An den deutschen Hochschulen waren mit 2,85 Millionen jungen Menschen noch nie so viele Studenten eingeschrieben wie im Wintersemester 2017/2018, und für das Wintersemester 2018/2019 wird mit Hunderttausenden weiterer Immatrikulationen ein neuer Rekord erwartet. Die Studienbedingungen sind entsprechend schlecht und Chancengleichheit war gestern. Denn für Studierende, die z. B. auf BAföG-Leistungen angewiesen sind, ist bereits eine Wohnung bzw. ein Zimmer vielerorts kaum mehr zu finanzieren.
Wie das Moses Mendelssohn Institut zusammen mit der Internet-Plattform wg-gesucht.de in einer bundesweiten Studie festgestellt hat, geben Studierende z. B. in Frankfurt am Main zwischen 600 bis 1.250 Euro allein für ihre Miete aus. Und damit ist Frankfurt noch nicht einmal die teuerste Stadt.
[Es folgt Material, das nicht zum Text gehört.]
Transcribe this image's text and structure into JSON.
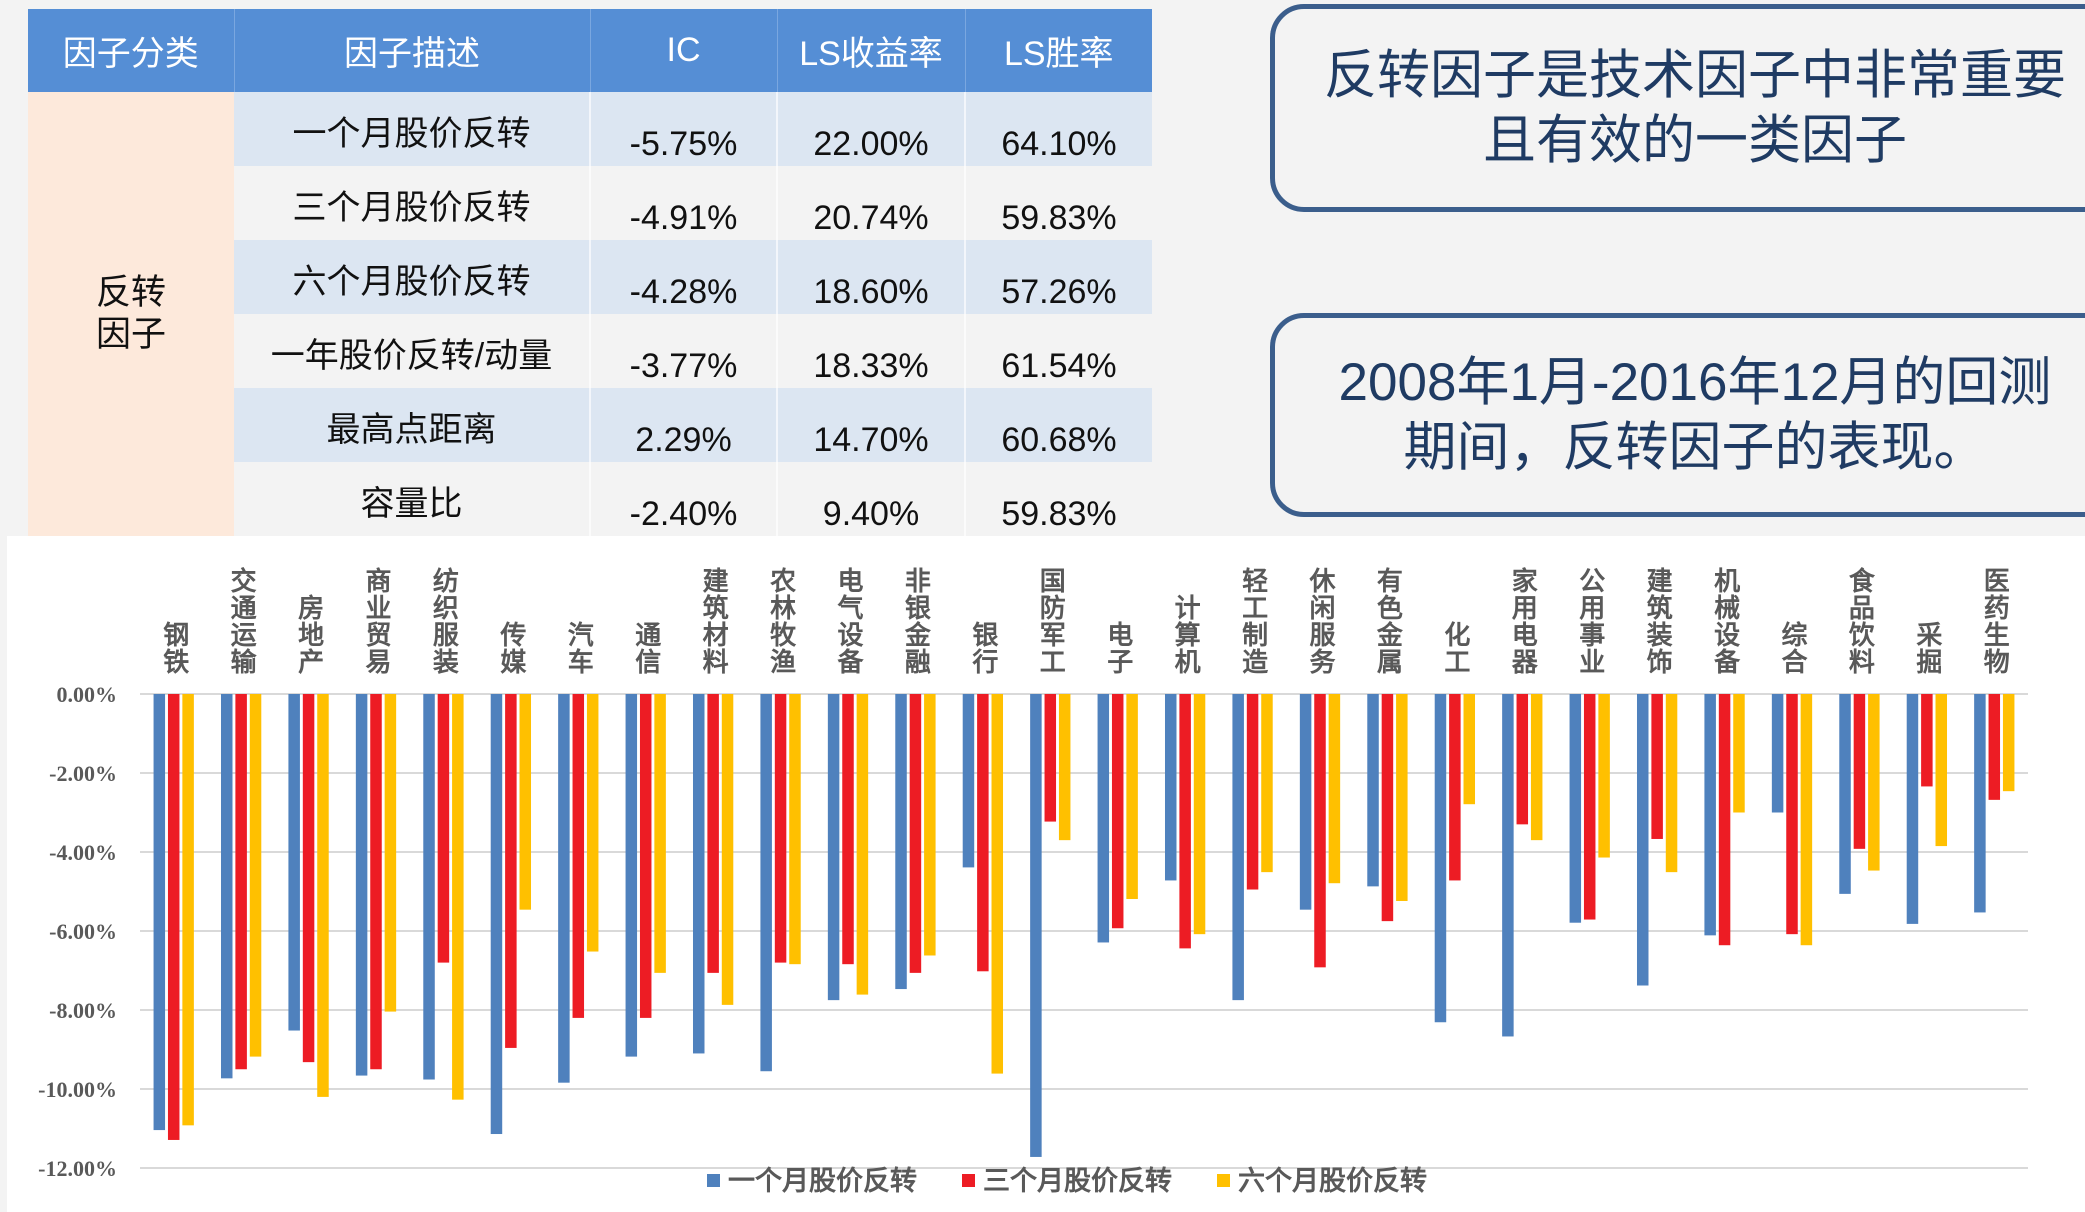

München ist noch teurer.
Schlechte Studienbedingungen durch hohe Mieten
Aber auch in kleineren Städten wie Göttingen hat sich die Wohnraumknappheit so verschärft, dass das dortige Studentenwerk ein Hotel als Notunterkunft anmieten musste: 20 Doppelzimmer, 40 Plätze, fünf Euro pro Nacht. Und das nur befristet, für maximal 14 Tage am Stück! Statt in die Vorlesung geht’s also bald schon wieder auf Zimmersuche…
Da die Wartelisten endlos sind und sich mittlerweile bereits Schüler vor Erreichen des Abiturs (!) darauf eintragen lassen, hat das Göttinger Studentenwerk bereits zwei Gebäude eines leer stehenden Flüchtlingsheims angemietet. Denn an Flüchtlingsunterbringungen ist im Gegensatz zu studentischem Wohnraum kein Mangel, da jeder Asylant Anspruch auf einen kurzfristig bereitgestellten, menschenwürdigen Wohnraum hat und vielerorts sogar eigens errichtete Wohncontainer wieder leer stehen, nachdem die Geflüchteten woanders und häufig besser untergebracht werden konnten bzw. ihre Zahl rückläufig ist. Diese Container werden dann den Studenten angeboten.
Kein gesetzlich verbriefter Anspruch auf Wohnraum
Mehr Immatrikulationen im ersten Hochschulsemester, mehr Lehramtsstudierende mit Migrationshintergrund oder Männer in der Grundschulpädagogik: Dafür gibt es Kopfprämien vom Staat. Deshalb werben die Unis im In- und Ausland um jeden potentiellen Studenten, denn unbesetzte Studienplätze bringen Abzüge. Wo die angelockten Studiosi dann aber vor Ort wohnen, leben und büffeln sollen, davon steht in den Flyern und Online-Portalen nichts geschrieben, und auch die neue Mietpreisbremse spart das Thema aus. Während jedes Kind einen gesetzlich garantierten Anspruch auf einen Kindergartenplatz hat und jedes Einkaufszentrum in ausreichender Zahl Parkplätze zur Verfügung stellen muss, gibt es keine gesetzliche Verpflichtung zur Unterbringung von Studierenden.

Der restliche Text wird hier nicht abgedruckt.